Hixson-Lied Visiting Artists in Ceramics to present lectures Sept. 22

Lauren Karle, Arroz con Leche with Adriana 2014,  Earthenware.
Lauren Karle, Arroz con Leche with Adriana 2014, Earthenware.

Hixson-Lied Visiting Artists in Ceramics to present lectures Sept. 22

calendar icon18 Sep 2015    

Lincoln, Neb.--The Department of Art and Art History's Clay Club, with support from the Hixson-Lied Visiting Artist Series, presents three emerging artists in ceramics as guest artists: Bri Murphy, Jana Evans and Lauren Karle. The three artists will give consecutive lectures beginning at 2:30 p.m. on Sept. 22 in Richards Hall Rm. 218. The lectures are free and open to the public.

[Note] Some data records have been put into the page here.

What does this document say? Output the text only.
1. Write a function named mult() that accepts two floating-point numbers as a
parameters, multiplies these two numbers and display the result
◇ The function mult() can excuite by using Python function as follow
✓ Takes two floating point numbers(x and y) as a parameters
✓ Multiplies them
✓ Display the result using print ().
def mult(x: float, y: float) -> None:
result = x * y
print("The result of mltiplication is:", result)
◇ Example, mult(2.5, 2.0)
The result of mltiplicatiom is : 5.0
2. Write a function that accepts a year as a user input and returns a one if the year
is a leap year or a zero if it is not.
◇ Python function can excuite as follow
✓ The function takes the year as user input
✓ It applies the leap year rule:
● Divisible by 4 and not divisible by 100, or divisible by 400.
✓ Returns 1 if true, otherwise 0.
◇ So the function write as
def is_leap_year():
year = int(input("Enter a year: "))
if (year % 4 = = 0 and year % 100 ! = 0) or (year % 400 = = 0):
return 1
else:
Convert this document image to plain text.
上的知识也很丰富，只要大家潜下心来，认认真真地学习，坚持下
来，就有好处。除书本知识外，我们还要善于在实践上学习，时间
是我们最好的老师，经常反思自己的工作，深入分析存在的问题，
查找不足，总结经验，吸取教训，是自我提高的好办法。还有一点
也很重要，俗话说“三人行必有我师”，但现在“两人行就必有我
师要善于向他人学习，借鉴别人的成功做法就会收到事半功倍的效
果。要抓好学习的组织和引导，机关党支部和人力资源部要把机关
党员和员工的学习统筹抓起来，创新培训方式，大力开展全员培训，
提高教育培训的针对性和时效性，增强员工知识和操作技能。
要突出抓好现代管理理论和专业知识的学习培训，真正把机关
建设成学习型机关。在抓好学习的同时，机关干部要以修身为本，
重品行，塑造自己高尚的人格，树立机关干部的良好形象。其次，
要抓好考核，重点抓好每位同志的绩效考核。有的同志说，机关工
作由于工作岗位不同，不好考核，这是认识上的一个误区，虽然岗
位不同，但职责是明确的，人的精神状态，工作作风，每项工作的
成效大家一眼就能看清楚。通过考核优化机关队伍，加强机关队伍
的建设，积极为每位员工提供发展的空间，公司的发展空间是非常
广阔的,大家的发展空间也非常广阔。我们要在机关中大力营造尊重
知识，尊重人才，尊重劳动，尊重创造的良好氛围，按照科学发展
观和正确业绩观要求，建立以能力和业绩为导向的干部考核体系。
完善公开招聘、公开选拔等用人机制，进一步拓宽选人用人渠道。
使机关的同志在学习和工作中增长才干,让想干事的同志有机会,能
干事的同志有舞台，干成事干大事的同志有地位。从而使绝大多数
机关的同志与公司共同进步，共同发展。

Murphy grew up in the green mountains of Vermont, where she began her career as an artist selling her drawings to her mom for 25¢ a piece. She attended the State University of New York at New Paltz where she earned bachelor degrees in ceramics, art education, and a minor in art history. After graduating in May of 2013, she moved to Lincoln, Nebraska, to be an artist-in-residence at the LUX Center for the Arts. Upon completing her year-long residency she assumed the role of Education Program Coordinator at the LUX. She recently accepted the position of Gallery Director and continues to work in her studio. Her work exists in the space between science and art, with her application of 3D medical imaging software to slipcast porcelain forms. Murphy has always been compelled by the relationship of our physical selves to our psychological beings and her work draws on the resulting tension of this dynamic.

Evans’ work revolves around the familiarity that is inherent in handmade vessels. She generates an intimate relationship of use by reaching out to others in the form of a handmade cup, bowl or jar. She uses the implications of these objects to generate sociability and signal identity. She communicates to the user through form, function, surface and relationship. The designs and patterns decorate her pottery to affect and alter the reality of the viewer’s daily experiences.

After teaching for two-and-a-half years in Guatemala City, Guatemala, Karle found that her heart was only half fulfilled; she changed the focus of her career and started her journey in clay. Karle was a post-baccalaureate student at the University of Nebraska–Lincoln for two years before completing her MFA at Kansas State University in 2014. In 2013, she was awarded the NCECA Graduate Student Fellowship to complete a two-month internship at Talavera Uriarte in Puebla, Mexico. In 2015, she continued to research the Talavera tradition as the artist in residence at Escuela de Arte Talavera in Spain. Her work has been included in the 2015 NCECA Biennial, the MBK Graduate Student Exhibition at the Clay Studio, Strictly Functional, and Crafts National among other shows. She was recently awarded the Betty Woodman Prize and will participate in the Future of Food thematic as artist-in-residence at the Bemis Center for Contemporary Arts. She has published five articles in Ceramics Monthly. From surface to form and the ways in which her work is used, she sees pottery as her vehicle to build understanding and compassion between diverse people and cultures. She is excited and motivated by the belief that her work can make a difference in the world.